En lo que sí están todos de acuerdo es que se debe cerrar cuanto antes la negociación para evitar “la intranquilidad y la incertidumbre” entre empresas y trabajadores. “No puede pasar como la última vez”, explicaron fuentes de la negociación. Sin embargo, la intensa nevada que cae sobre Madrid ha provocado el precipitado fin de la reunión, pero se han emplazado al lunes con la intención de cerrar un acuerdo antes del 15 de enero. “El acuerdo está más claro que la última vez, pero aún hay elementos que pueden descarrilar un acuerdo rápido”, explicaron desde la mesa.

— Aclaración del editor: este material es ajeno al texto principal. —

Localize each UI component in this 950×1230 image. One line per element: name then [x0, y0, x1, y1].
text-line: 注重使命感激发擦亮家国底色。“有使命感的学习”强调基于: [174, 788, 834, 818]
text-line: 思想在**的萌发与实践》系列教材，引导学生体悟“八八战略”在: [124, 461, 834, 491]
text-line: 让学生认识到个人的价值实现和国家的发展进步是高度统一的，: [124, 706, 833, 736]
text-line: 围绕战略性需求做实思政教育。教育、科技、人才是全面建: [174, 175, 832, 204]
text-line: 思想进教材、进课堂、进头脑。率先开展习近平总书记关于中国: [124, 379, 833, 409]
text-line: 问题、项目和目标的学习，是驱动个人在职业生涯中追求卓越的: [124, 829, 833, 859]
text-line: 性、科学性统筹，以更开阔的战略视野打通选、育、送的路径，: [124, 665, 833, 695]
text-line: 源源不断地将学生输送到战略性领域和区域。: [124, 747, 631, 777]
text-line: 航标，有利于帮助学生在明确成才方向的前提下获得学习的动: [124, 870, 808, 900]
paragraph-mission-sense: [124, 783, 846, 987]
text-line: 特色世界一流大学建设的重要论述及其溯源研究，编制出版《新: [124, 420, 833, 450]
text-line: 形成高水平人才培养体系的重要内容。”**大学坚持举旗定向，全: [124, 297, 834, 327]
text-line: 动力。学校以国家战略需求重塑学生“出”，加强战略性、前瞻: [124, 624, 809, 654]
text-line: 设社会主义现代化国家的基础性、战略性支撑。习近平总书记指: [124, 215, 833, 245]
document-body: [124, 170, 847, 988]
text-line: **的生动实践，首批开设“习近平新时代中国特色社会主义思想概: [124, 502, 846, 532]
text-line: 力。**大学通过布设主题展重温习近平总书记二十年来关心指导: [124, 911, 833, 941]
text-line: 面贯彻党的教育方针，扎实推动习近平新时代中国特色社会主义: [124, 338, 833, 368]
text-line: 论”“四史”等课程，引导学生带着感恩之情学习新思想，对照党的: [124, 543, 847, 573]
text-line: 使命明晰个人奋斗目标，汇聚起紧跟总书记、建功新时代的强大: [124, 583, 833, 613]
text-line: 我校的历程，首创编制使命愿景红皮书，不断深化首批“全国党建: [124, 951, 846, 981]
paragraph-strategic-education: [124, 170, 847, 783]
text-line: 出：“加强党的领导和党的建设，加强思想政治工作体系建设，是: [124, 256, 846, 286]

La propuesta presentada por el equipo de Yolanda Díaz mantiene básicamente los mismos elementos que en la anterior ocasión: prorrogar de manera automática los procedimientos por fuerza mayor para los mismo sectores económicos, incluidas las dos nuevas dos figuras, los ERTE de impedimento de actividad y los ERTE de limitación de actividad, a los que se han acogido las empresas, con exoneraciones de hasta el 100%. Los ERTE de fuerza mayor con prórroga automática se limitan a las empresas más afectadas por la pandemia cuya actividad se clasifique en alguno de los códigos de la Clasificación Nacional de Actividades Económicas (CNAE-09) previstos en la norma, con exoneraciones de cuotas de entre el 75% y el 85%. De estas exoneraciones también pueden beneficiarse aquellas empresas que, aunque no formen parte de dichos sectores, se encuentran en su cadena de valor o cuyo negocio depende en su mayoría de ellos. Además, propone mejoras en los procedimientos para eliminar cargas de gestión

Hasta ahí se mantiene prácticamente inalterable el consenso entre todas las partes, pero uno de los apartados se convertirá en la punta de disputa. Según ha podido saber este diario, Yolanda Díaz sigue empeñada en no ceder sobre el mantenimiento de todas las obligaciones de las empresas sobre reparto de dividendos y en el compromiso de reserva de empleo, es decir, el impedimento para que las empresas no puedan despedir sin devolver las ayudas y exoneraciones sociales que hayan percibido. Fuentes de la negociación confirmaron a LA RAZÓN que los empresarios estarían pensando plantarse en este punto y han planteado una contraoferta que ya estaría estudiando el Ministerio: devolver las exoneraciones y ayudas recibidas solo de los trabajadores que tengan que ser despedidos, y no de todos por los que las hayan recibido. A cambio, aceptarían un listado de condiciones sobre las que puedan realizarse o no estos despidos.